SCADA protection should remain in private hands

The U.S. National Security Agency (NSA) is planning to take the lead in a federal initiative to monitor and protect the control and communications networks that serve the nation’s critical infrastructure. William Jackson writes in GCN that security can be a good thing, but that there is a need to ask whether the government is equipped to do the best job of protecting these networks, and, in any event, do we want to entrust this job to the government. He says that the answer to both questions is no.

Supervisory control and data acquisition systems (SCADA), which form the nexus of information technology and physical infrastructure, have been recognized for several years as a “critical chink in the armor” of U.S. cyberdefenses as they become increasingly connected to the Internet. In 2004 DHS told a House committee that the department had identified 1,700 facilities across the country which pose a risk to the nation’s critical infrastructure, but that the department lacked the authority to mandate that companies and state and local governments correct vulnerabilities. The same year, the Government Accountability Office (GAO) recommended that DHS “develop and implement a strategy for coordinating with the private sector and other governmental agencies to improve control system security.”

Scott Borg, director and chief economist at the Cyber Consequences Unit, an independent research institute, said SCADA networks in critical infrastructures are prime targets for would-be cyberterrorists. “Cyberattacks on those industries have the greatest potential to cause our country huge losses of life and value,” Borg said. “Critical infrastructure industries are also the most likely targets for serious cyberattackers.”

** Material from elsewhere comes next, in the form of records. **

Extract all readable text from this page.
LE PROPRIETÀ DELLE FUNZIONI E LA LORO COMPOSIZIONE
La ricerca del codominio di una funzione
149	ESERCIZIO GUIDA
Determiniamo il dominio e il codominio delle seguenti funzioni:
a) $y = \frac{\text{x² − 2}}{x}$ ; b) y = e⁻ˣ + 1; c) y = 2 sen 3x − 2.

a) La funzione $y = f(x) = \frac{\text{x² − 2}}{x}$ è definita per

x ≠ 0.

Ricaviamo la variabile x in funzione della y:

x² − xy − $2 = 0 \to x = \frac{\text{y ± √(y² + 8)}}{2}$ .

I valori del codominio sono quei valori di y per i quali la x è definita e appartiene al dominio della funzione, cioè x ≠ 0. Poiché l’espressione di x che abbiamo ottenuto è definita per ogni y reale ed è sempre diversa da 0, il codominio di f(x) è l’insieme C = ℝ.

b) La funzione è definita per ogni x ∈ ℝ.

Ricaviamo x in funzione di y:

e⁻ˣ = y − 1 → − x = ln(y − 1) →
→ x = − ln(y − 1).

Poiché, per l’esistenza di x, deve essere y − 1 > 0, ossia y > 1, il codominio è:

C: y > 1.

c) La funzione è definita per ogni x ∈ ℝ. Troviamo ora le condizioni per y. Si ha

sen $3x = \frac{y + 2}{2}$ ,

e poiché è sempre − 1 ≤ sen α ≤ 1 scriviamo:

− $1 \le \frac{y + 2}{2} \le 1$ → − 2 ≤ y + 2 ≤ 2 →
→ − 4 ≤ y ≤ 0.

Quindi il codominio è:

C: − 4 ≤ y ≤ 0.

Now, reports say that the plan being hatched by NSA and DHS calls for the government to take the lead in monitoring networks to detect threats. The plan, writes Jackson, may give agencies a blank check for the kind of network access which historically has required a warrant. The government would no doubt argue that the access is necessary to identify and respond to threats, but “putting private-sector communications into the hands of government overseers is a breach of privacy. Regardless of how they use the information, privacy has been breached as soon as they have access to it.” Privacy concerns aside, it is not clear that this approach would be effective. “To be effective, any efforts to protect the critical infrastructure industries need to be led by cybersecurity experts who know something about these industries, not just people whose chief experience is with the government and military,” Borg said. Resources could be better spent improving the security of systems we are trying to protect, he said. “We should be designing robust, self-restoring systems that an intruder can’t easily harm or hijack.”

“The government has a legitimate interest and a valid role to play in protecting the nation’s critical infrastructure,” Jackson concludes, “but except in the government’s own networks, that role is not active surveillance or control.” Rather, it is a regulatory role, in which it sets standards for the private sector, enforces compliance, funds research and development into security technology, and helps make that technology available where needed. “Allowing unfettered government access to the contents of the nation’s communications networks is too high a price to pay for a sense of security that could, in the end, prove false,” he says.